OBJECTIVE:To determine the degree of correlation between Farr and ELISA methods of detecting anti-dsDNA antibodies in patients with systemic lupus erythematosus (SLE), and their association with measures of disease activity. METHODS:Anti-dsDNA antibodies were assayed using the Farr and ELISA methods in patients followed between January 1, 2000, and December 31, 2002. Statistical correlations between Farr and ELISA were determined. Relationships between the 2 assays and measures of disease activity [SLE Disease Activity Index 2000 (SLEDAI-2K-DNA), renal, central nervous system (CNS), and vasculitis] were determined for the same clinic visit. RESULTS:550 patients with 2940 clinic visits met the inclusion criteria. Correlation between Farr and ELISA levels was 0.46 using the first visit for each patient. When the Farr was abnormal, the ELISA was equally likely to be normal or abnormal. Abnormal Farr results were associated with higher SLEDAI-2K scores than normal Farr results (6.2 vs 4.3, respectively; p < 0.0001). There was less of a distinction with ELISA results (5.9 vs 4.8; p = 0.04). Farr levels were significantly associated with the presence of renal disease and vasculitis, while ELISA levels were not. Neither Farr nor ELISA results correlated with the presence of active CNS involvement. CONCLUSION:Farr and ELISA techniques for the detection of anti-dsDNA antibodies in patients with SLE are poorly correlated. The Farr is superior to the ELISA in correlating with measures of global disease activity, as well as renal and vasculitis involvement. The Farr technique should continue to be used in clinical practice. The ELISA adds no additional information.

译文

目的:探讨系统性红斑狼疮(SLE)患者中Farr法和ELISA法检测抗dsDNA抗体之间的相关程度,以及它们与疾病活动性的相关性。

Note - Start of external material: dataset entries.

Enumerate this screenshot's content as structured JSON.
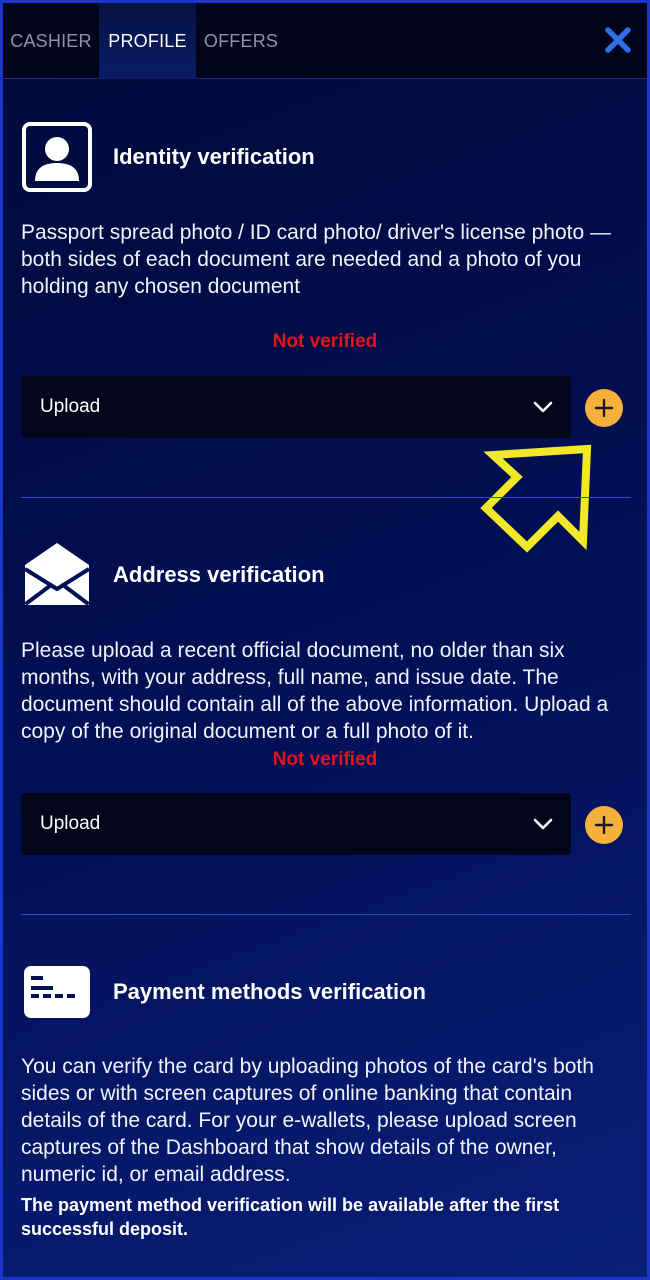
{
  "tabs": {
    "cashier": "CASHIER",
    "profile": "PROFILE",
    "offers": "OFFERS"
  },
  "colors": {
    "background": "#021057",
    "status_not_verified": "#e8121c",
    "add_button": "#f5b13c",
    "pointer_arrow": "#f2e82a",
    "divider": "#2c4ad6"
  },
  "identity": {
    "icon": "person-id-icon",
    "title": "Identity verification",
    "description": "Passport spread photo / ID card photo/ driver's license photo — both sides of each document are needed and a photo of you holding any chosen document",
    "status": "Not verified",
    "upload_label": "Upload"
  },
  "address": {
    "icon": "envelope-icon",
    "title": "Address verification",
    "description": "Please upload a recent official document, no older than six months, with your address, full name, and issue date. The document should contain all of the above information. Upload a copy of the original document or a full photo of it.",
    "status": "Not verified",
    "upload_label": "Upload"
  },
  "payment": {
    "icon": "card-icon",
    "title": "Payment methods verification",
    "description": "You can verify the card by uploading photos of the card's both sides or with screen captures of online banking that contain details of the card. For your e-wallets, please upload screen captures of the Dashboard that show details of the owner, numeric id, or email address.",
    "note": "The payment method verification will be available after the first successful deposit."
  }
}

方法:在2000年1月1日至2002年12月31日之间,采用Farr和ELISA方法对患者的抗dsDNA抗体进行检测。在同一门诊就诊时,确定了两种测定与疾病活动度之间的关系[SLE疾病活动指数2000(SLEDAI-2K-DNA),肾,中枢神经系统(CNS)和血管炎]。
结果:550名患者进行了2940次门诊就诊,符合入选标准。首次就诊时,Farr和ELISA水平之间的相关性为0.46。当Farr异常时,ELISA同样可能是正常的或异常的。与正常的Farr结果相比,异常的Farr结果与更高的SLEDAI-2K得分相关(分别为6.2和4.3; p <0.0001)。 ELISA结果几乎没有区别(5.9 vs 4.8; p = 0.04)。 Farr水平与肾脏疾病和血管炎的存在显着相关,而ELISA水平则不相关。 Farr或ELISA结果均与主动中枢神经系统受累无关。
结论:远距离和ELISA技术检测SLE患者抗dsDNA抗体的相关性较弱。 Farr在整体疾病活动以及肾脏和血管炎受累方面具有优于ELISA的能力。 Farr技术应继续在临床实践中使用。 ELISA没有添加其他信息。